You should get used to these four Greek letters as you will be seeing them often: $\mu$ , $\sigma$ , $\beta$ and $\varepsilon$ .

Note that indexing is sometimes used in conjunction with Greek letters to denote different groups. For example, if we have one set of numbers denoted with $x$ and another with $y$ we may use $\mu_x$ and $\mu_y$ to denote their averages.

Infinity

In the text we often talk about asymptotic results. Typically, this refers to an approximation that gets better and better as the number of data points we consider gets larger and larger, with perfect approximations occurring when the number of data points is $\infty$ . In practice, there is no such thing as $\infty$ , but it is a convenient concept to understand. One way to think about asymptotic results is as results that become better and better as some number increases and we can pick a number so that a computer can’t tell the difference between the approximation and the real number. Here is a very simple example that approximates 1/3 with decimals:

onethird <- function(n) sum( 3/10^c(1:n))
1/3 - onethird(4)

## [1] 3.333333e-05

1/3 - onethird(10)

## [1] 3.333334e-11

1/3 - onethird(16)

## [1] 0

In the example above, 16 is practically $\infty$ .

Integrals

We only use these a couple of times so you can skip this section if you prefer. However, integrals are actually much simpler to understand than perhaps you realize.
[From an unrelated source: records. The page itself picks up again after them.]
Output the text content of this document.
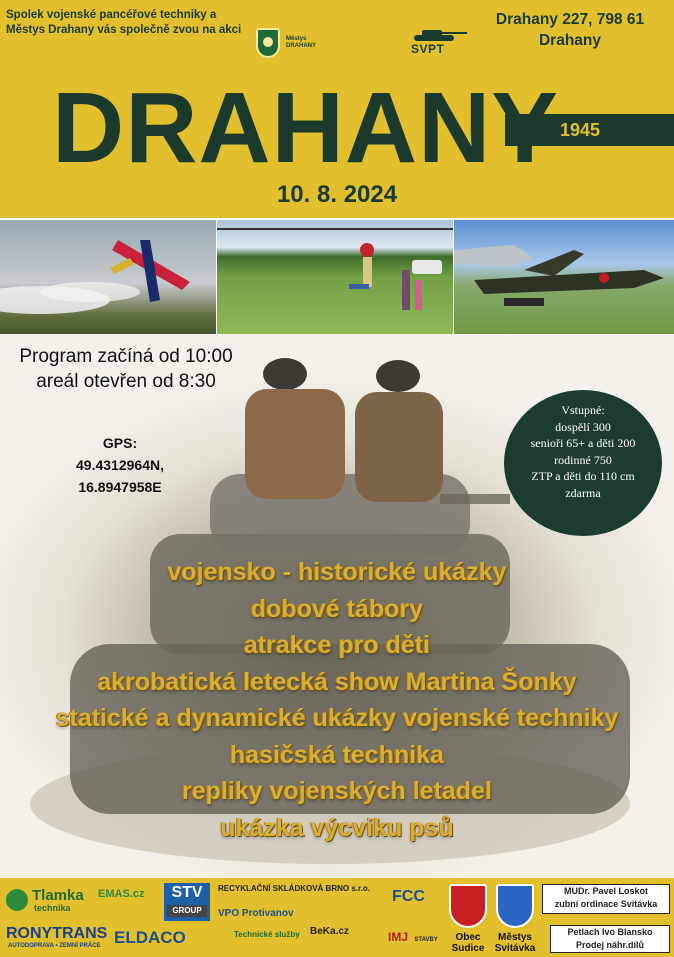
Spolek vojenské pancéřové techniky a
Městys Drahany vás společně zvou na akci
Městys
DRAHANY	SVPT
Drahany 227, 798 61
Drahany
1945
DRAHANY
10. 8. 2024
Program začíná od 10:00
areál otevřen od 8:30
GPS:
49.4312964N,
16.8947958E
Vstupné:
dospělí 300
senioři 65+ a děti 200
rodinné 750
ZTP a děti do 110 cm
zdarma
vojensko - historické ukázky
dobové tábory
atrakce pro děti
akrobatická letecká show Martina Šonky
statické a dynamické ukázky vojenské techniky
hasičská technika
repliky vojenských letadel
ukázka výcviku psů
Tlamka
technika
EMAS.cz	STV
GROUP
RECYKLAČNÍ SKLÁDKOVÁ BRNO s.r.o.
VPO Protivanov
FCC	MUDr. Pavel Loskot
zubní ordinace Svitávka
RONYTRANS
AUTODOPRAVA • ZEMNÍ PRÁCE ELDACO	Technické služby BeKa.cz	IMJ STAVBY	Obec
Sudice
Městys
Svitávka
Petlach Ivo Blansko
Prodej náhr.dílů
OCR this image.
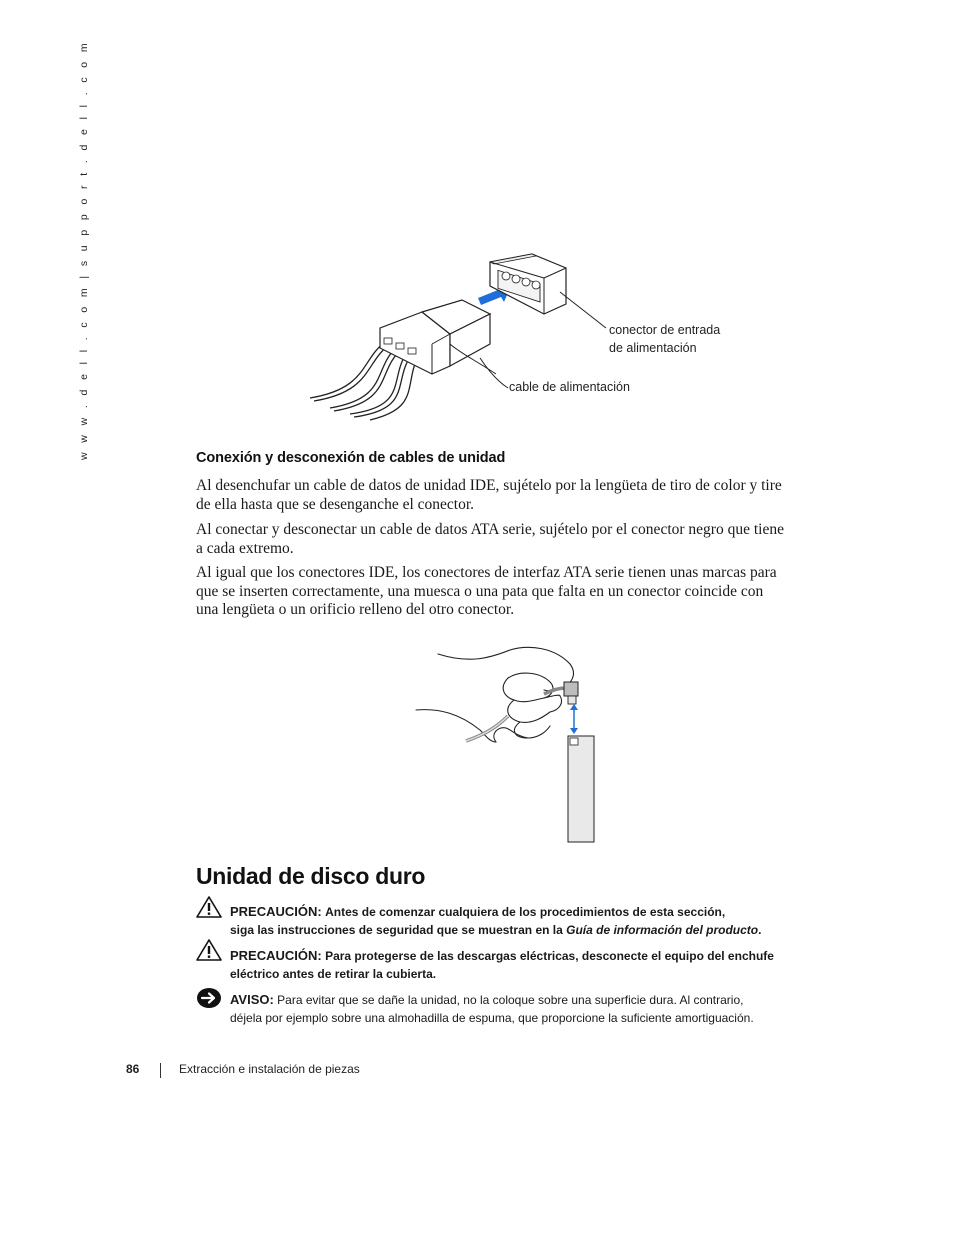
w w w . d e l l . c o m | s u p p o r t . d e l l . c o m	conector de entrada
de alimentación
cable de alimentación
Conexión y desconexión de cables de unidad
Al desenchufar un cable de datos de unidad IDE, sujételo por la lengüeta de tiro de color y tire
de ella hasta que se desenganche el conector.
Al conectar y desconectar un cable de datos ATA serie, sujételo por el conector negro que tiene
a cada extremo.
Al igual que los conectores IDE, los conectores de interfaz ATA serie tienen unas marcas para
que se inserten correctamente, una muesca o una pata que falta en un conector coincide con
una lengüeta o un orificio relleno del otro conector.
Unidad de disco duro
PRECAUCIÓN: Antes de comenzar cualquiera de los procedimientos de esta sección,
siga las instrucciones de seguridad que se muestran en la Guía de información del producto.
PRECAUCIÓN: Para protegerse de las descargas eléctricas, desconecte el equipo del enchufe
eléctrico antes de retirar la cubierta.
AVISO: Para evitar que se dañe la unidad, no la coloque sobre una superficie dura. Al contrario,
déjela por ejemplo sobre una almohadilla de espuma, que proporcione la suficiente amortiguación.
86	Extracción e instalación de piezas
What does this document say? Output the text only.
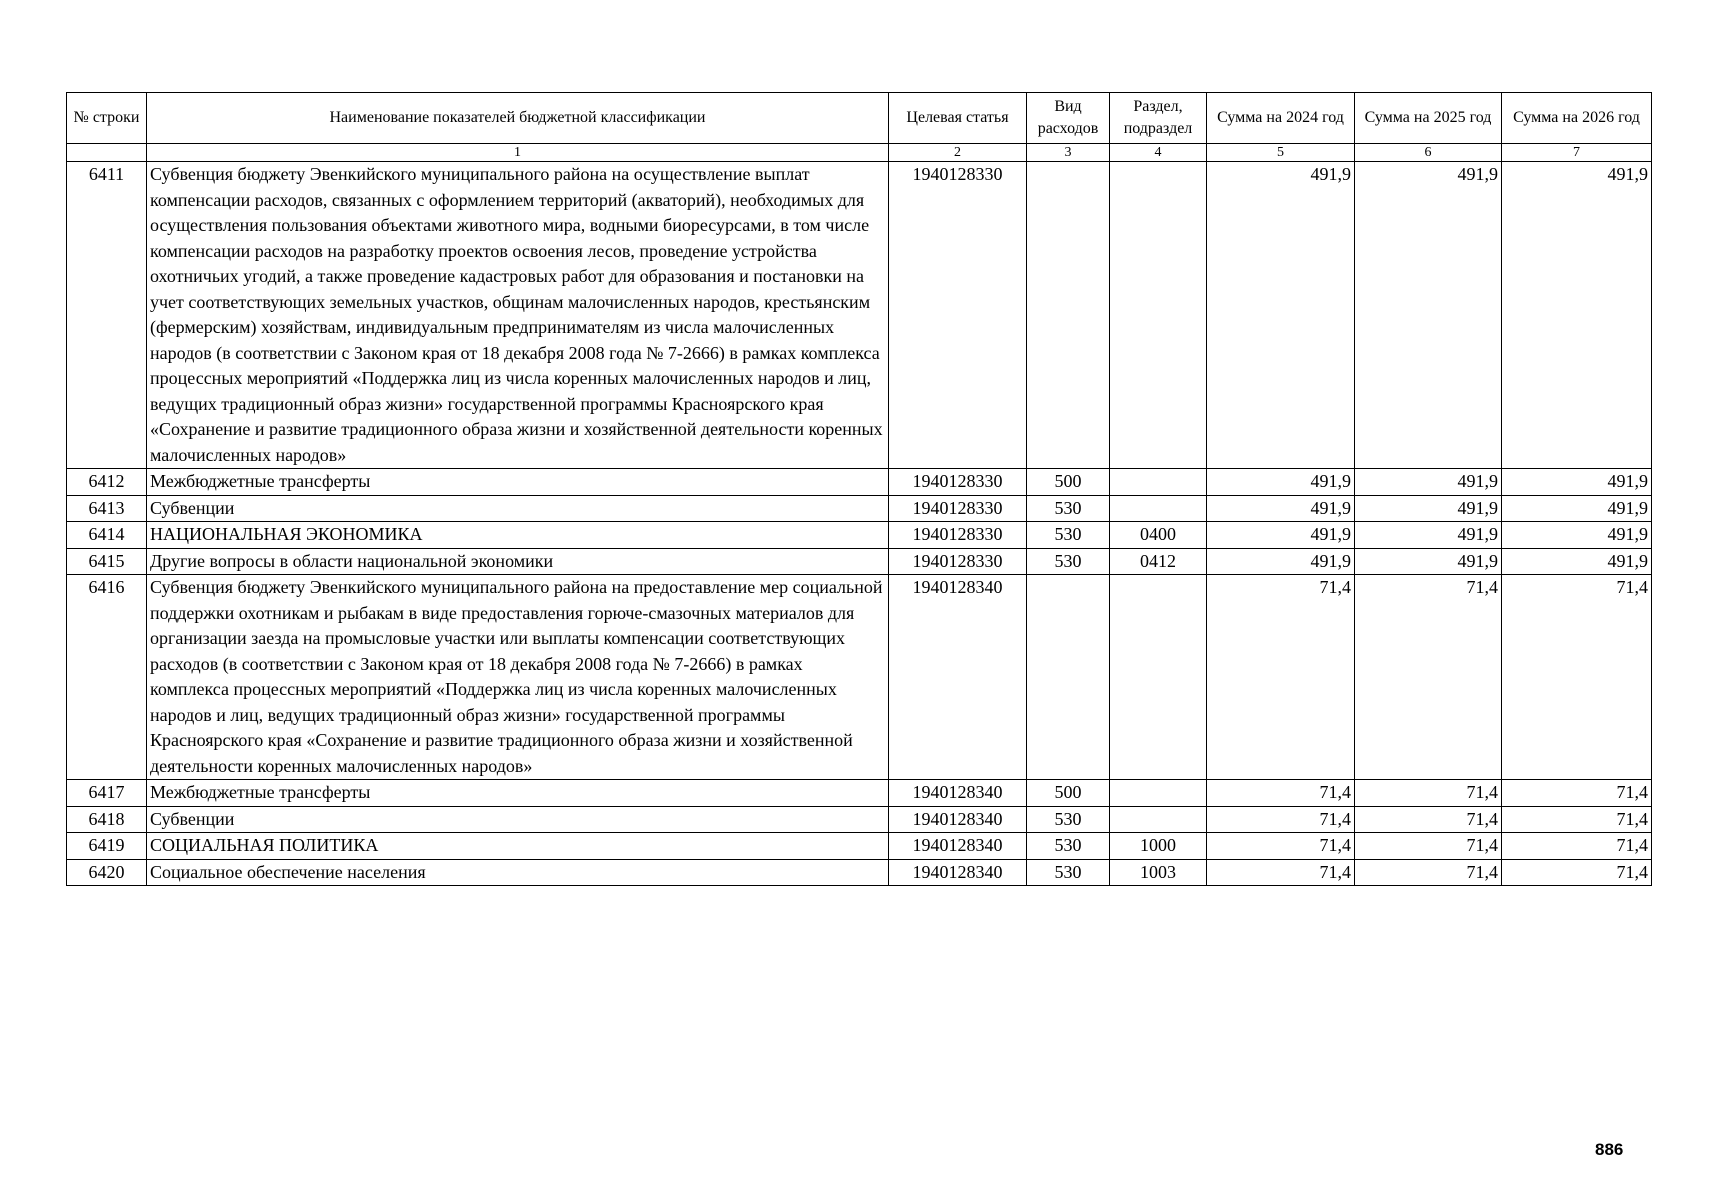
№ строки	Наименование показателей бюджетной классификации	Целевая статья	Вид расходов	Раздел, подраздел	Сумма на 2024 год	Сумма на 2025 год	Сумма на 2026 год
	1	2	3	4	5	6	7
6411	Субвенция бюджету Эвенкийского муниципального района на осуществление выплат компенсации расходов, связанных с оформлением территорий (акваторий), необходимых для осуществления пользования объектами животного мира, водными биоресурсами, в том числе компенсации расходов на разработку проектов освоения лесов, проведение устройства охотничьих угодий, а также проведение кадастровых работ для образования и постановки на учет соответствующих земельных участков, общинам малочисленных народов, крестьянским (фермерским) хозяйствам, индивидуальным предпринимателям из числа малочисленных народов (в соответствии с Законом края от 18 декабря 2008 года № 7-2666) в рамках комплекса процессных мероприятий «Поддержка лиц из числа коренных малочисленных народов и лиц, ведущих традиционный образ жизни» государственной программы Красноярского края «Сохранение и развитие традиционного образа жизни и хозяйственной деятельности коренных малочисленных народов»	1940128330			491,9	491,9	491,9
6412	Межбюджетные трансферты	1940128330	500		491,9	491,9	491,9
6413	Субвенции	1940128330	530		491,9	491,9	491,9
6414	НАЦИОНАЛЬНАЯ ЭКОНОМИКА	1940128330	530	0400	491,9	491,9	491,9
6415	Другие вопросы в области национальной экономики	1940128330	530	0412	491,9	491,9	491,9
6416	Субвенция бюджету Эвенкийского муниципального района на предоставление мер социальной поддержки охотникам и рыбакам в виде предоставления горюче-смазочных материалов для организации заезда на промысловые участки или выплаты компенсации соответствующих расходов (в соответствии с Законом края от 18 декабря 2008 года № 7-2666) в рамках комплекса процессных мероприятий «Поддержка лиц из числа коренных малочисленных народов и лиц, ведущих традиционный образ жизни» государственной программы Красноярского края «Сохранение и развитие традиционного образа жизни и хозяйственной деятельности коренных малочисленных народов»	1940128340			71,4	71,4	71,4
6417	Межбюджетные трансферты	1940128340	500		71,4	71,4	71,4
6418	Субвенции	1940128340	530		71,4	71,4	71,4
6419	СОЦИАЛЬНАЯ ПОЛИТИКА	1940128340	530	1000	71,4	71,4	71,4
6420	Социальное обеспечение населения	1940128340	530	1003	71,4	71,4	71,4
886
For certain statistical operations, we need to figure out areas under the curve. For example, for a function $f(x)$ …

…we need to know what proportion of the total area under the curve is grey.

The grey area can be thought of as many small grey bars stacked next to each other. The area is then just the sum of the areas of these little bars. The problem is that we can’t do this for every number between 2 and 4 because there are an infinite number. The integral is the mathematical solution to this problem. In this case, the total area is 1 so the answer to what proportion is grey is the following integral:

$\int_2^4 f(x) \, dx$

Because we constructed this example, we know that the grey area is 2.27% of the total. Note that this is very well approximated by an actual sum of little bars:

width <- 0.01
x <- seq(2,4,width)
areaofbars <-  f(x)*width
sum( areaofbars )

## [1] 0.02298998

The smaller we make width, the closer the sum gets to the integral, which is equal to the area.